Veröffentlicht am 23.01.2023

Versickerungsstaudenbeete sorgen für Artenvielfalt und Naturnähe

Öffentlichkeit verwechselt Beete oft mit Schotterflächen – Stadt stellt Informationstafel auf

Eine Versickerungsstaudenbeetfläche am Fährvorplatz in Travemünde.

Oft werden von der Hansestadt Lübeck angelegte Versickerungsstaudenbeete aufgrund ihres Aussehens mit Schotterflächen verwechselt. Unter anderem kommt es auch hinsichtlich der 2021 als Staudenbeet angelegten Fläche in St. Lorenz am Dreieck Friedenstraße/Schwartauer Allee diesbezüglich hin und wieder zu Missverständnissen. Jedoch sind die Beete alles andere als Schotterflächen.

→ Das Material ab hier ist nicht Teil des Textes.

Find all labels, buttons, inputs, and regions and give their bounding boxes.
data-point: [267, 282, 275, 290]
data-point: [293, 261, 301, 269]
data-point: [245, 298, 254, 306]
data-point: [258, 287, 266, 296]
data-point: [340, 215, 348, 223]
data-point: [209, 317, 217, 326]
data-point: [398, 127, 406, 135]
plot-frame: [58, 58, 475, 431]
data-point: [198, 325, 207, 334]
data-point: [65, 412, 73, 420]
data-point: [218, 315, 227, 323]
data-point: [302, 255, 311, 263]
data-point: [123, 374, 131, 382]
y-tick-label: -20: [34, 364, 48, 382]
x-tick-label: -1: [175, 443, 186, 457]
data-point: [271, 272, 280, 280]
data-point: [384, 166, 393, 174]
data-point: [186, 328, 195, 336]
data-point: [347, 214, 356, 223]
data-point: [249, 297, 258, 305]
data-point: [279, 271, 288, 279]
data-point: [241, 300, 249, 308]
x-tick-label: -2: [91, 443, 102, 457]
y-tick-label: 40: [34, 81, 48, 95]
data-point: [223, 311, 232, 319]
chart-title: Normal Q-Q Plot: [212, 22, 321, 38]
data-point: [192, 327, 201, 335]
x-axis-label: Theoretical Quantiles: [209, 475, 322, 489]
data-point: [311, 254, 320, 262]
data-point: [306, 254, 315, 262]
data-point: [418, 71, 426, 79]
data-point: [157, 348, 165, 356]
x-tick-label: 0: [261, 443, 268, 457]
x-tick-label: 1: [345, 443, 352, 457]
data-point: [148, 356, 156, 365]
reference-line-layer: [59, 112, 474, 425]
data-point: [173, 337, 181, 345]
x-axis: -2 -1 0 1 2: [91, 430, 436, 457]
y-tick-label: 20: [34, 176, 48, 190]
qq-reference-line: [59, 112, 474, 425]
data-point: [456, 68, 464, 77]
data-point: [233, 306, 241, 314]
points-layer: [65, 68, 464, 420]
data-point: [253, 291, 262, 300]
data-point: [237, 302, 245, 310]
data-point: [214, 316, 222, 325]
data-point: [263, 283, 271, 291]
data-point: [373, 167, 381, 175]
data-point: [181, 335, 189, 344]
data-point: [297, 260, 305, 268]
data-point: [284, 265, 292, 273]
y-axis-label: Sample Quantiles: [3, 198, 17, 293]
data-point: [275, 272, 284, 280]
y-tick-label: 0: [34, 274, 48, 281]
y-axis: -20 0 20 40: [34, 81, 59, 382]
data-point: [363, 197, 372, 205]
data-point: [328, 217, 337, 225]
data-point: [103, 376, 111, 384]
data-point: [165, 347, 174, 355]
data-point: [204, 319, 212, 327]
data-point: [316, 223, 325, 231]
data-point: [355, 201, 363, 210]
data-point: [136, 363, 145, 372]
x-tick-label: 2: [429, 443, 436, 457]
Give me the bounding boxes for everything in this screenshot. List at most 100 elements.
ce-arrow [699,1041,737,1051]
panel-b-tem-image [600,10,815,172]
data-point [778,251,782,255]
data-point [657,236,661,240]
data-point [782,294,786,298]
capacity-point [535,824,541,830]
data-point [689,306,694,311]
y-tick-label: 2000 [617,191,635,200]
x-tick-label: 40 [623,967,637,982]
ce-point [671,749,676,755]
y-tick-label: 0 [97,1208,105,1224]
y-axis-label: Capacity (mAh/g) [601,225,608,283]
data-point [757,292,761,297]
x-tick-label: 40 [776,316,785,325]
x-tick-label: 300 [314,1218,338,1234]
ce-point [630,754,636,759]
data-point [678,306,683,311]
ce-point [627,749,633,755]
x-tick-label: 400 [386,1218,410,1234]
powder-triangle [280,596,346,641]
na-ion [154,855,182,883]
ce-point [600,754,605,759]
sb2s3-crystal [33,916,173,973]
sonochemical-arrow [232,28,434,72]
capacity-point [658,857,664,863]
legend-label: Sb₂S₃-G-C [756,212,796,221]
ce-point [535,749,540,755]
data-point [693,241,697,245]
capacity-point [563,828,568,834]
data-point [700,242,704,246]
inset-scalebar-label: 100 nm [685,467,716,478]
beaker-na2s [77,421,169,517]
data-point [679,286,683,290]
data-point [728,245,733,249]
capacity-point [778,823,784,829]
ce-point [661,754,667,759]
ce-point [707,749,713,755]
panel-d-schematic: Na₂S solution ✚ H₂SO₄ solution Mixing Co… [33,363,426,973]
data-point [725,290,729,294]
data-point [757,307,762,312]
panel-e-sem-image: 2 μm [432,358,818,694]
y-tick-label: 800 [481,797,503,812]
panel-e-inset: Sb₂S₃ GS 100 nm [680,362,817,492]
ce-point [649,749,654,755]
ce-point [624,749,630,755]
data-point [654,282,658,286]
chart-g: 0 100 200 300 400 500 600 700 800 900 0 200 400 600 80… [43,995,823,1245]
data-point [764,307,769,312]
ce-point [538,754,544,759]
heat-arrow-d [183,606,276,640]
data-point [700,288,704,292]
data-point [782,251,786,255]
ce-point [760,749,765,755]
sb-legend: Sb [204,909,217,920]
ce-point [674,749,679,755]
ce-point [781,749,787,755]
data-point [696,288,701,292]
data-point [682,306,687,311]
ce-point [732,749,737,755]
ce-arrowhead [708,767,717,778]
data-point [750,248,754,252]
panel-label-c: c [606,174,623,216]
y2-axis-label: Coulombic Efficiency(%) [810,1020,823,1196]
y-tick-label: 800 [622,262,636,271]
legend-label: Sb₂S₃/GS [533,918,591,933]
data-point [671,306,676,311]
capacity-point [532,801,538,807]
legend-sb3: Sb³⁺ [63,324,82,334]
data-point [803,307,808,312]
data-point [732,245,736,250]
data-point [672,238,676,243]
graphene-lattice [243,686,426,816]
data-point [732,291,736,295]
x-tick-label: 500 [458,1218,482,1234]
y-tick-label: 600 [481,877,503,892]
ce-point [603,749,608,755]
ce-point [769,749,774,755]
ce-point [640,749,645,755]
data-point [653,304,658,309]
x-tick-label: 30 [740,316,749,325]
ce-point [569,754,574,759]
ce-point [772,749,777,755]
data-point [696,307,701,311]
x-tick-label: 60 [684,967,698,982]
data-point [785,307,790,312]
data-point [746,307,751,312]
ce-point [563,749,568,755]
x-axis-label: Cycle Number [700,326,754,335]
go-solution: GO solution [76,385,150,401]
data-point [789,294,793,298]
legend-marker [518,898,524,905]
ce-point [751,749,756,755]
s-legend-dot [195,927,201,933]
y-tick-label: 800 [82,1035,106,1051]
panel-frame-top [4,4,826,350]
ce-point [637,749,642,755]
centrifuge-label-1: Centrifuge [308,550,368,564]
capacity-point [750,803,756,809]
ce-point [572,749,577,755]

Die Umgestaltung der Fläche in St. Lorenz entstand ursprünglich aus einer Straßenbaumaßnahme im Jahr 2021. Die Fläche wurde entsiegelt und als Versickerungsstaudenbeet angelegt. Hierbei handelt es sich um eine Pflanzfläche mit einem wasserdurchlässigen Boden ohne Sperrschichten und Vliese – anders als bei Schottergärten, die das Pflanzenwachstum verhindern. Die dünne, etwa fünf Zentimeter starke Mineralmulchschicht dient zur Vermeidung von unerwünschten Wildkräutern in den ersten Jahren, damit sich die Stauden entwickeln können und nicht überwuchert werden. Zudem verhindert die Mineralmulchschicht das Austrocknen des Oberbodens.

Die angelegten Staudenbeete sind keine Provisorien. Sie sind als Staudenmischpflanzungen für mehr Nachhaltigkeit und Biodiversität ausgelegt, um mehr Artenvielfalt und Naturnähe gerade in „Grün“ unterversorgte Stadtteile zu erreichen. Die Stauden haben eine unterschiedliche Wuchshöhe und unterschiedliche Blühzeiträume. Bis zur Entwicklung einer dichten Blühfläche sind allerdings Zeiträume von etwa drei bis vier Jahren einzuplanen.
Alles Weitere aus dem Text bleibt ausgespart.